Formerly the Director of the Office for Policy in Clinical Research Operations for the AID’s Division of the NIAID, Fishbein was fired between 2004-2005 in retaliation for blowing the whistle on ethics concerns. After his complaints were validated, he was reinstated. During the interview, he went on to discuss several older ethical controversies from within the agency — listen to the full podcast here.

Notably, Fauci has served as the director of the NIAID for more than 30 years, and hasn’t given any indication that he is ready to move on.

Top coronavirus advisor

Along with heading the NIAID, Dr.

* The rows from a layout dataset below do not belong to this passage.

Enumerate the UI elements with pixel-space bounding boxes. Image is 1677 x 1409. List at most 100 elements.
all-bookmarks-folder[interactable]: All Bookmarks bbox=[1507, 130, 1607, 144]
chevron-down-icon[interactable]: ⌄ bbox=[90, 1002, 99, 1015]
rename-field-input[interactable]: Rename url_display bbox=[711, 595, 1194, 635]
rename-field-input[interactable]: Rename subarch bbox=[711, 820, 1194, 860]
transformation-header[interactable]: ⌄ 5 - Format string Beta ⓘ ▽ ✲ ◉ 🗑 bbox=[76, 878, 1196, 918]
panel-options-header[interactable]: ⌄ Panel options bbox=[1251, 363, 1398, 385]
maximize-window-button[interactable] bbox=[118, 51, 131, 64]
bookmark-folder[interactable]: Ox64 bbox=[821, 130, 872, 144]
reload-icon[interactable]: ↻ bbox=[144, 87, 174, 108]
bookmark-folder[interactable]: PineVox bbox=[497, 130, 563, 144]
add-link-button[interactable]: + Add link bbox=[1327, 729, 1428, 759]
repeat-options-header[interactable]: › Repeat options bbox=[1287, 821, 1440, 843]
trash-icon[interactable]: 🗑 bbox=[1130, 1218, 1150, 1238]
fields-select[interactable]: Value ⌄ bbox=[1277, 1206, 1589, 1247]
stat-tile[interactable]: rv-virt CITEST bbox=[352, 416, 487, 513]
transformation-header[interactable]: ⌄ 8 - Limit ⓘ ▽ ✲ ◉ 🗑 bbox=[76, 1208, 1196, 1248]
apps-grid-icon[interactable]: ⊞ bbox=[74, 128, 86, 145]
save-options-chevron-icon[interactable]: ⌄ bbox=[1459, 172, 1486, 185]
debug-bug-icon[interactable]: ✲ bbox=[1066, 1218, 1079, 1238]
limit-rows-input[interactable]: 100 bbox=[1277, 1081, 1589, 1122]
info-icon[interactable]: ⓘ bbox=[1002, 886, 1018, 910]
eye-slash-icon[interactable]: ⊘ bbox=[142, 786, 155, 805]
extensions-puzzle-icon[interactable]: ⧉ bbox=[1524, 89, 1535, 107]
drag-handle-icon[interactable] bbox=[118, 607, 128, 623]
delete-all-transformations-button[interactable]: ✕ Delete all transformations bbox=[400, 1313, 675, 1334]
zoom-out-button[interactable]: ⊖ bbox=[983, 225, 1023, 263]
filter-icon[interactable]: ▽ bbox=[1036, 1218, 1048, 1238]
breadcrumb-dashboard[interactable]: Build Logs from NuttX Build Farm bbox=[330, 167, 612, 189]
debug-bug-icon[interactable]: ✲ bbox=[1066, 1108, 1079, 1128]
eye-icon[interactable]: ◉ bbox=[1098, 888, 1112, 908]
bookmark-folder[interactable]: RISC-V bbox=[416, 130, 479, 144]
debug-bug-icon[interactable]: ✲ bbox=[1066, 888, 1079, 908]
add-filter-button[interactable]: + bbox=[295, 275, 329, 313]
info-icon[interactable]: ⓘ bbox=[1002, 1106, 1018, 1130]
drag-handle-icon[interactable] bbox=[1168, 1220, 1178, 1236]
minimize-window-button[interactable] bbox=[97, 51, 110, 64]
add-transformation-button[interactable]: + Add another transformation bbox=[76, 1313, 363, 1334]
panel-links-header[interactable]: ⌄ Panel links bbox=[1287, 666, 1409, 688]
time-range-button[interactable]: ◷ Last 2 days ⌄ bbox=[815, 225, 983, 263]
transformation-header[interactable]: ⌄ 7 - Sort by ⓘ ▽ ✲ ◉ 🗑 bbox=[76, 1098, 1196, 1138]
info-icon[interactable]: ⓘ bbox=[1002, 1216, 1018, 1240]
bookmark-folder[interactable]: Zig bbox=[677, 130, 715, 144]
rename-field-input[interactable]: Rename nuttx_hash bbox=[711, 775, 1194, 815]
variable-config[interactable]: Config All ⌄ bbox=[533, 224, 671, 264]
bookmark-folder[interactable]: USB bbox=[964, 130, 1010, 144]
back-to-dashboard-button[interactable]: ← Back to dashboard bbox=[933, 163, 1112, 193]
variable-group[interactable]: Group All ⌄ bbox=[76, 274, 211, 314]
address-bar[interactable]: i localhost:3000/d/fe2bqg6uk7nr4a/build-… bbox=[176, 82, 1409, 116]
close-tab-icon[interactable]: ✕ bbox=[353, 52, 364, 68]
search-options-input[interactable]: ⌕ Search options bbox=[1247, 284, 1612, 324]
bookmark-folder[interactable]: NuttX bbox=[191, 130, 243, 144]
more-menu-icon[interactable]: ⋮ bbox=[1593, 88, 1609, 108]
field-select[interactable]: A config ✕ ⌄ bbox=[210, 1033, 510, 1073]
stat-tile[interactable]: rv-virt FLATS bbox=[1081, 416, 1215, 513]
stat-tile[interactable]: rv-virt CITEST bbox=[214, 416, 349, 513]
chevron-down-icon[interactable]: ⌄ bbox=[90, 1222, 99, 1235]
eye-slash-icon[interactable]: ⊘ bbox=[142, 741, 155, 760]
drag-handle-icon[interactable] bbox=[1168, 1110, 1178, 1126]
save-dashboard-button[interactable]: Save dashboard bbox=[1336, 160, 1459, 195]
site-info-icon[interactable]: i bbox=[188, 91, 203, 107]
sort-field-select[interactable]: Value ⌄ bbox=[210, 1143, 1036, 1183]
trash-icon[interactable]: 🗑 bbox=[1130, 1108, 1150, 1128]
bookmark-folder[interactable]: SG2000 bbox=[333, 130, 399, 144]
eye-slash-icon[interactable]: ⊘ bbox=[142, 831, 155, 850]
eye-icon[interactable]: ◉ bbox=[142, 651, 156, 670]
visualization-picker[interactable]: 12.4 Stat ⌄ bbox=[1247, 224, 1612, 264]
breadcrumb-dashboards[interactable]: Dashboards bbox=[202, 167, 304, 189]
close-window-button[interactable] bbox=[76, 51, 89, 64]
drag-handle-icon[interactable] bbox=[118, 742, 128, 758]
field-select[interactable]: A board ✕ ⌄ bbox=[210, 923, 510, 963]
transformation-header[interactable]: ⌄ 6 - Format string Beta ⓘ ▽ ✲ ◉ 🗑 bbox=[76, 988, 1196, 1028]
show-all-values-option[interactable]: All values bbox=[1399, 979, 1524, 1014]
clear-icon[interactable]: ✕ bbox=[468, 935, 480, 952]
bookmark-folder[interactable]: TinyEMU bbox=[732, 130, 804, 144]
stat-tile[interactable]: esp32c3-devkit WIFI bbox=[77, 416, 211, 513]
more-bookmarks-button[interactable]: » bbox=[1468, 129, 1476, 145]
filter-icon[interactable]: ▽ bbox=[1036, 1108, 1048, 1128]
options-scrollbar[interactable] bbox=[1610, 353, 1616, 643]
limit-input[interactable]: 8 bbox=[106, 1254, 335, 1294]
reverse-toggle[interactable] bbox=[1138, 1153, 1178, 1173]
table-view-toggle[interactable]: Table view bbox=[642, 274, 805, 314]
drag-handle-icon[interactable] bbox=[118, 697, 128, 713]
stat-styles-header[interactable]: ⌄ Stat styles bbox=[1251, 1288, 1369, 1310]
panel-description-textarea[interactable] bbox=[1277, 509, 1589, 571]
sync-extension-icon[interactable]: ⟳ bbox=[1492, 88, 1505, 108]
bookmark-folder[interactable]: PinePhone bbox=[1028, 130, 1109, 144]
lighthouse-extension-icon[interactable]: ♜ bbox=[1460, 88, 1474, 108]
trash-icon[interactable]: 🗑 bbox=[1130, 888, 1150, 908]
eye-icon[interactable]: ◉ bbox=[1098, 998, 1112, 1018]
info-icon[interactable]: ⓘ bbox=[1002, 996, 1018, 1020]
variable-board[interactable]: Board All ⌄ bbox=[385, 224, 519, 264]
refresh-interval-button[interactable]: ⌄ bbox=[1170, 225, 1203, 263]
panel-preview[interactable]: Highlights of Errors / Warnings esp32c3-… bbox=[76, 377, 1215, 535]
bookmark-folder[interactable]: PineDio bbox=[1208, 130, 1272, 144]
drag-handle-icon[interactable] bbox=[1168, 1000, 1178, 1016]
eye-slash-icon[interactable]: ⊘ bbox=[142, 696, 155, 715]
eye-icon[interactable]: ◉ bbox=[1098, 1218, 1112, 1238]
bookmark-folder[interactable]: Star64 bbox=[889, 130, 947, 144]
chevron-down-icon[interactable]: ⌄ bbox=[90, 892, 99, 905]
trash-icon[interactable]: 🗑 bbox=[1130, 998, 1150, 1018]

Fauci has become the face of the government’s response to the coronavirus pandemic — a position which has drawn both grateful praise and fierce criticism. President Donald Trump does not always agree with Fauci, but has maintained overall that he values Fauci’s advice and has a good relationship with him.

Media-fueled rumors of a Trump-Fauci rift swirled last month after Trump trade advisor Peter Navarro launched an attack on Fauci, accusing him of “wrong about everything I have interacted with him on.”

However, a White House spokesperson clarified that Navarro’s criticism was not representative of the administration, adding, “[Trump] values the expertise of the medical professionals advising his Administration.”

Fauci won’t step down

In a mid-July interview with The Atlantic, Fauci made it clear that he had no intention of stepping aside. Asked if he had given any thought to heeding the calls for his resignation, Fauci said, “No. I think the problem is too important for me to get into those kinds of thoughts and discussions. I just want to do my job. I’m really good at it. I think I can contribute. And I’m going to keep doing it.”

As of now, unless President Donald Trump decides to fire him, it doesn’t look like Fauci will be removed from his leadership role anytime soon.